CDC Ad Campaign Triples Calls to Wisconsin Tobacco Quit Line, Fills Enrollment in UW-CTRI’s Smokefree.gov Study

The CDC’s comprehensive national advertising campaign to encourage smokers to quit, a first of its kind, has already made a positive impact. The campaign, Tips From Former Smokers™, began March 19 and will run for at least 12 weeks on television, radio, and billboards, online, and in theaters, magazines, and newspapers nationwide.

The ads have already tripled calls to the Wisconsin Tobacco Quit Line, including 633 calls in the first week and 667 the second, most of them resulting from TV ads. Nationwide, a record 34,413 called 1-800-QUIT-NOW on April 1. The campaign also filled enrollment in an online study UW-CTRI is leading in conjunction with the federal government to help people quit smoking via Smokefree.gov. Follow-up with participants will continue for about seven months.

The CDC ad campaign depicts the stark realities of living with disease caused by smoking, showing that, while many die from a smoking-related disease, many others are left to live with significant consequences, such lung and throat cancerheart attack, stroke, Buerger’s disease, and asthma. The campaign features suggestions from former smokers on how to get dressed when you have a stoma (a surgical opening in the neck) or artificial limbs, and what scars from heart surgery look like.

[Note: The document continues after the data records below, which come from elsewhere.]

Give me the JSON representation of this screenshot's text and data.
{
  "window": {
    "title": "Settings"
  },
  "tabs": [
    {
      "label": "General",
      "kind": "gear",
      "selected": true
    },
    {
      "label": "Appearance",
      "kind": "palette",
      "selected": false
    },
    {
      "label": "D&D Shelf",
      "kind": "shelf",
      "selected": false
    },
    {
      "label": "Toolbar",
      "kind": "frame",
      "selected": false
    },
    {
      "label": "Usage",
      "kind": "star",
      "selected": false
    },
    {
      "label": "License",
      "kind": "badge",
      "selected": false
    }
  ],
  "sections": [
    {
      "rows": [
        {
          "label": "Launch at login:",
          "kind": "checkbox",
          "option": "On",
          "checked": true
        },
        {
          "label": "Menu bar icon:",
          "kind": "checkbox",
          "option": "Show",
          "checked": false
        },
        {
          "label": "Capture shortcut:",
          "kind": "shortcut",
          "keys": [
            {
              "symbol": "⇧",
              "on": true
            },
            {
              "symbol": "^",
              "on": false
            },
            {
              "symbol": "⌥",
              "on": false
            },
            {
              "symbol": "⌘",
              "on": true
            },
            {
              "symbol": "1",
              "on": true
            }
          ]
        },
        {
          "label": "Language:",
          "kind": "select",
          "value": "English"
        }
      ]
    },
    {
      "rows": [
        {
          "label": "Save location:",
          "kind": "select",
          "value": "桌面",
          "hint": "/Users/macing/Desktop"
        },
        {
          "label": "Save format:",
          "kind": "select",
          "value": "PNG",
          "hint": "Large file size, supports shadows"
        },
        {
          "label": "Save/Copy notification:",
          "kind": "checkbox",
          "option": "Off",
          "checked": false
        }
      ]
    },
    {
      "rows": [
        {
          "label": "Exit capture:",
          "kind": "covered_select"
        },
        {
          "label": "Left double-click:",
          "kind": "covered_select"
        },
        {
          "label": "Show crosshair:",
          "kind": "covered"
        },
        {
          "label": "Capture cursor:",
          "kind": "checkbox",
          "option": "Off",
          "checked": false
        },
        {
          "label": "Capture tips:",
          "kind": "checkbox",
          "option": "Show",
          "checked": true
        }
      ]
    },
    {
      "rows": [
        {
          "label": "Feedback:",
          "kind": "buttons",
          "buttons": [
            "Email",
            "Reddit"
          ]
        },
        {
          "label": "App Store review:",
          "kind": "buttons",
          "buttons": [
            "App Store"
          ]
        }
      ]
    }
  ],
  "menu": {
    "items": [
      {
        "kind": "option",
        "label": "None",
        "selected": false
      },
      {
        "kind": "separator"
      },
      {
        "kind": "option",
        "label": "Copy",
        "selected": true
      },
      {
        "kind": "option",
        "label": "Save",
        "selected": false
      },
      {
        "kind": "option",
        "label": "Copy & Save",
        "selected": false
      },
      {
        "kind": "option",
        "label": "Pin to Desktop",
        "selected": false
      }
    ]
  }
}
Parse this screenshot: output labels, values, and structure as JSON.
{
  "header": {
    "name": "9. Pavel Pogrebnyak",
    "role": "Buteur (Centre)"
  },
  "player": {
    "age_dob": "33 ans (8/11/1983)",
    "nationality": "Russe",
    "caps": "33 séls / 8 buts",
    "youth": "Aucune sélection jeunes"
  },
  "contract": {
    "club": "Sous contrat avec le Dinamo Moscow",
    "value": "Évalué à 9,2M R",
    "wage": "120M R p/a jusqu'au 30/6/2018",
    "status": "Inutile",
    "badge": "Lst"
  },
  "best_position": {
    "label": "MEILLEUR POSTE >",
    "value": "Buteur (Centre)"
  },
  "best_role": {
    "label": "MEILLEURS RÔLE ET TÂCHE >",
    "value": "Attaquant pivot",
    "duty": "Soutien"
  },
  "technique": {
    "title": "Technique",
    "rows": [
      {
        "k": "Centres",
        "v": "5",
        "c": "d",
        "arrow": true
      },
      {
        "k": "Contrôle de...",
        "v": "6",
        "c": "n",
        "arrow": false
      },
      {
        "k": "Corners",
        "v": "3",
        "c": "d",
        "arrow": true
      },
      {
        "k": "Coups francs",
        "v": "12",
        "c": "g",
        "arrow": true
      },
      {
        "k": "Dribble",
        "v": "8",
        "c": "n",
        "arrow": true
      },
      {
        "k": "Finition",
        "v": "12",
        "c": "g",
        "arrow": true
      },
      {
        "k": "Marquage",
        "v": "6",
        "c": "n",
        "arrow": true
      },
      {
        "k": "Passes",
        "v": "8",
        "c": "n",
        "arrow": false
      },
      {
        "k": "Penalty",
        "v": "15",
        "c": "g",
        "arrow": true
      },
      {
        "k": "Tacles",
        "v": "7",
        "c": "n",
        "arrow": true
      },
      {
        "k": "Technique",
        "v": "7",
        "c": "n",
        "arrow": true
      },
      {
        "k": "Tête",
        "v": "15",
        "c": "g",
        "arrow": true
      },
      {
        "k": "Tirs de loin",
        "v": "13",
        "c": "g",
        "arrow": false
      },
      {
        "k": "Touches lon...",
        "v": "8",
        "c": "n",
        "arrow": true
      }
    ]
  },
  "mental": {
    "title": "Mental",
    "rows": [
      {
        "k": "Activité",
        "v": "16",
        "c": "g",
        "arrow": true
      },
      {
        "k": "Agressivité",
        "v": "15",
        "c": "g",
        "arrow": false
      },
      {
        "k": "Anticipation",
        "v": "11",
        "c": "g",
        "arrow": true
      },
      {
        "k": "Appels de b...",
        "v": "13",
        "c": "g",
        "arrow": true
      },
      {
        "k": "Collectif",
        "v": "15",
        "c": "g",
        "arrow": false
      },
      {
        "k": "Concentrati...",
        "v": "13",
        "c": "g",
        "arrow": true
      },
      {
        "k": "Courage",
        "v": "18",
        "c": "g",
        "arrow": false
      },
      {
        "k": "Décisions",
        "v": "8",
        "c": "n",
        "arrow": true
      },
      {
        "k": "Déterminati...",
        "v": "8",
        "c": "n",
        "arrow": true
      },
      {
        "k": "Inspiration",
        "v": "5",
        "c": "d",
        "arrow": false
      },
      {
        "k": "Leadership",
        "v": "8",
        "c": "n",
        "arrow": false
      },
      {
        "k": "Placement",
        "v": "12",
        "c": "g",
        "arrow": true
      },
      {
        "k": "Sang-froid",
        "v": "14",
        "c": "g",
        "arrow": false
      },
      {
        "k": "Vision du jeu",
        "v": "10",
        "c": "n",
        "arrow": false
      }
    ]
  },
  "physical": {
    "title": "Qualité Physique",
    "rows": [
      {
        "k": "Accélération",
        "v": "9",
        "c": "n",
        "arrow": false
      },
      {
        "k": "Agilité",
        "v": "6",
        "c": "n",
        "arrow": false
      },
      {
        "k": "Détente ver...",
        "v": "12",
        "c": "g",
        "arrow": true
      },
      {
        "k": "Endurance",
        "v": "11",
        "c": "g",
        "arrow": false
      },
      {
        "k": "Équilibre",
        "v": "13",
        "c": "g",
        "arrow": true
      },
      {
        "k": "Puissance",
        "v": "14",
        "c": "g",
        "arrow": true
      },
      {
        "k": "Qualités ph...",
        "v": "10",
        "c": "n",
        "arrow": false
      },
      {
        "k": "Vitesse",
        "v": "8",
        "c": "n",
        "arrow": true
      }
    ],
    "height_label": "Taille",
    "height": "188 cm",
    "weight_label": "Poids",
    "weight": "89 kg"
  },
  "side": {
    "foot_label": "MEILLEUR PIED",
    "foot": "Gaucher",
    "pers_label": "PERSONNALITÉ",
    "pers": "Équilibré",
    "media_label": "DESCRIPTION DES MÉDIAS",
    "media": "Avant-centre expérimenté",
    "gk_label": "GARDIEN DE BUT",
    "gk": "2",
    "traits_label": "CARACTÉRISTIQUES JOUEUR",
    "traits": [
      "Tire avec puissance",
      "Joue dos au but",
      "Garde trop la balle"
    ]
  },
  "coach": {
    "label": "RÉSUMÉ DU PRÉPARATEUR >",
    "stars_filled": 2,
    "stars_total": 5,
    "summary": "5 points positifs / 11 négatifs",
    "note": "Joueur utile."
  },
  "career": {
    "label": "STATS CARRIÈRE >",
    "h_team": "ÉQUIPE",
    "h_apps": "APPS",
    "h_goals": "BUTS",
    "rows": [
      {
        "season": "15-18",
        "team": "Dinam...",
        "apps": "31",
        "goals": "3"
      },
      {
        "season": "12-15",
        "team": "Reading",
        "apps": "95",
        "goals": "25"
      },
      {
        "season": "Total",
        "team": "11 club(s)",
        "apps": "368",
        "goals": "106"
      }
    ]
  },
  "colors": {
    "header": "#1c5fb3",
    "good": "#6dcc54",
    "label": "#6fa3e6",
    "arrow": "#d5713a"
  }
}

“Although they may be tough to watch, the ads show real people living with real, painful consequences from smoking,” said CDC Director Thomas R. Frieden, M.D., M.P.H. “There is sound evidence that supports the use of these types of hard-hitting images and messages to encourage smokers to quit (and) keep children from ever beginning to smoke.”

That evidence includes an article published in the American Journal of Public Health that showed that graphic ads depicting the consequences of smoking were more likely to spur abstinence than “how-to” ads or ads taking other tacts, even though the graphic ads don’t directly address relapse. Researchers found that the graphic ads invoked a visceral, emotional reaction from viewers that spurred behavior change among smokers and empathy and anger among youth—which encourages prevention from experimenting with cigarettes. The researchers also found that, like raising a tobacco tax, raising the frequency and reach of a TV ad campaign has a direct, proportional impact on abstinence, at least until the point the ads saturate potential viewership. That said, there is a campaign ad about how to quit.